The reality of the UFC is MMA for a large, huge majority. It’s like the NFL. There are many professional leagues of football, however, no one is aware of them, and most of them are a joke. And even if an Arena game is functionally the same as watching the Lions play the Jaguars in Week 9, you’ve got to be a full-blown degenerate to watch Arena Football. Same with the UFC. No one is going to watch Bellator on a Saturday night when it’s on Showtime (dead serious, I am the only person I know with a Showtime subscription, and I only have that because I work in MMA and thus have to), and it’s friggin’ Bellator.

Speaking of Bellator: Let me explain why UFC is spoon-feeding midwesterners disguised as rising competitors.

*] I am a fervent MMA fan. But others, perhaps a majority of the people who regularly watch MMA, are simply people who like to watch fights.

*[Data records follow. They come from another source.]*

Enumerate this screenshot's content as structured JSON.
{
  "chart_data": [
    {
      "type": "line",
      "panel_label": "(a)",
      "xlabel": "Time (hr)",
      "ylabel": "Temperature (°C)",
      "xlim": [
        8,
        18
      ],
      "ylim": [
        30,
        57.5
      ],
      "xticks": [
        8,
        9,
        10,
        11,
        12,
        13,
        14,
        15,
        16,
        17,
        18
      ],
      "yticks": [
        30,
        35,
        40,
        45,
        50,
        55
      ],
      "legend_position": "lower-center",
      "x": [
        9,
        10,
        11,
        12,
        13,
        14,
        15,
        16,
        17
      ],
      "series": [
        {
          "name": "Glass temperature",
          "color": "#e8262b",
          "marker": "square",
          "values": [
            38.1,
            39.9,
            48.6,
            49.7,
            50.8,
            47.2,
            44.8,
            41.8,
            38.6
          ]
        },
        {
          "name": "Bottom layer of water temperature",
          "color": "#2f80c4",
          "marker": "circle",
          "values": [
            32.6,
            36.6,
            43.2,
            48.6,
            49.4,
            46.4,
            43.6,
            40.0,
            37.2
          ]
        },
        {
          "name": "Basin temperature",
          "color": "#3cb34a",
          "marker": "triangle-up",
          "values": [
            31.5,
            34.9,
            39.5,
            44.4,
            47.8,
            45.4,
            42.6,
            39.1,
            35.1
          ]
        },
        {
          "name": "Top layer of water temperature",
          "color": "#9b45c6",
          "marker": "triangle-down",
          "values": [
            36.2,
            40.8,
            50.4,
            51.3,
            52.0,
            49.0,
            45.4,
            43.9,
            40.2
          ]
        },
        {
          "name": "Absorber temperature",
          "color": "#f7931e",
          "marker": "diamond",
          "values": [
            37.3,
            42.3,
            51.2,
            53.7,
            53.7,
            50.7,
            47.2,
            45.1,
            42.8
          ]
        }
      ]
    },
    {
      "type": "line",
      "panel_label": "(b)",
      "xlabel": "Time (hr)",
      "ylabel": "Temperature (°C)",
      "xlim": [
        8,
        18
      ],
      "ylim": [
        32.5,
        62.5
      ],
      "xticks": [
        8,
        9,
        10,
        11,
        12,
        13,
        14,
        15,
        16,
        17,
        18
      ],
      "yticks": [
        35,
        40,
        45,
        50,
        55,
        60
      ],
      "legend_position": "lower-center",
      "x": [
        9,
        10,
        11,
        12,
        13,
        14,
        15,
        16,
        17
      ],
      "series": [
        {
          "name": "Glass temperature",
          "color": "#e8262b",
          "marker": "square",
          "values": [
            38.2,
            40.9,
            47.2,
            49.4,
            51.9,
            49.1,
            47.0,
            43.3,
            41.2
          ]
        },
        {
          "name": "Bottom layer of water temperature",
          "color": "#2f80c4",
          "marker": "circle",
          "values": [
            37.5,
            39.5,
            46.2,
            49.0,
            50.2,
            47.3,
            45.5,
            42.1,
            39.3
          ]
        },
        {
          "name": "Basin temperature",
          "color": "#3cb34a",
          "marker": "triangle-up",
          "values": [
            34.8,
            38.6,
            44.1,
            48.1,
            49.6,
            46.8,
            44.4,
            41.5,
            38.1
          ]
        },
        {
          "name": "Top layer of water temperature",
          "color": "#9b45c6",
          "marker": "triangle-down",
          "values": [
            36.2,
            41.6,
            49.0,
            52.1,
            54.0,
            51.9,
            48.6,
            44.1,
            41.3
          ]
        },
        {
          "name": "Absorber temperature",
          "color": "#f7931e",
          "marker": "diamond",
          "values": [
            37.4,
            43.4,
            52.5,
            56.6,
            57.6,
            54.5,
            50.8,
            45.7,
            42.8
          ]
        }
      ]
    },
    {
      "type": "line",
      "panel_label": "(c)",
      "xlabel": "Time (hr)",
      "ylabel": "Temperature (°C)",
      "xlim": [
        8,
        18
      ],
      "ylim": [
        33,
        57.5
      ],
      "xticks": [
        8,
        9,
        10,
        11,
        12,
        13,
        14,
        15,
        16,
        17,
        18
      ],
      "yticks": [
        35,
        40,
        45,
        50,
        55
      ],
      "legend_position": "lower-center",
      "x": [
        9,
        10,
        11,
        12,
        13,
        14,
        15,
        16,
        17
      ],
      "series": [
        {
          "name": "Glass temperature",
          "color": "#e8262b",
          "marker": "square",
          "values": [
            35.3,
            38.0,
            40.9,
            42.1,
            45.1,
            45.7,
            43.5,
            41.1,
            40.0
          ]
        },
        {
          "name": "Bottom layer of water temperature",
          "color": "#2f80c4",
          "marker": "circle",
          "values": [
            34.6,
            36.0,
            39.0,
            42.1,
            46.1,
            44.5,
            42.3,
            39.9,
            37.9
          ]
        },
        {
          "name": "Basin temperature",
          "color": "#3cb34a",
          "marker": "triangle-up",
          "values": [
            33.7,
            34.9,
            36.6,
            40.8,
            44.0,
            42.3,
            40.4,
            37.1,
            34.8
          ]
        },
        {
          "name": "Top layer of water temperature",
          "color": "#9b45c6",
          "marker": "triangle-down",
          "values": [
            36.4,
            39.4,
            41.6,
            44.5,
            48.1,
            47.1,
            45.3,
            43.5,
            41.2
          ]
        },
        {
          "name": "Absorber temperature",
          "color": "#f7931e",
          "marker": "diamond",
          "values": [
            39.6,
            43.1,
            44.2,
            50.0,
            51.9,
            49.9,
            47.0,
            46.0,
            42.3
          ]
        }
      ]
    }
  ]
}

There is absolutely nothing wrong with that. And you know what the UFC does well? Produce fights. Damn near every Saturday night, on ESPN+ (a channel that, you know, every person in the target demographic actually owns), somebody is getting into a fistfight with somebody else, and I can be reasonably sure that the overall production values will be competent or better, and that my ears won’t be perpetually accosted by the tenors of “Big” John McCarthy and Josh Thomson. These fighters may not be “important”, but to me as someone who does not care much about who or why one fight is almost the same. It’s a way to pass the time on Saturday night while I cook dinner. It’s even better than playing baseball.

It is just what it is. ESPN needs X amount of cards a year to fill up their time slots, the UFC wants that sweet guaranteed money so they’re going to oblige, and viewers want something to do on Saturday night, so they are going to watch, which in turn will make ESPN want more content. It’s a vicious cycle of mediocrity but you know, there are worse things in the world than having fights exceedingly available every weekend. Not that long ago, I was having to bootleg MMA videos off The Underground, if video existed at all. So, in the words of Marlo Stanfield, this is one of them good problems.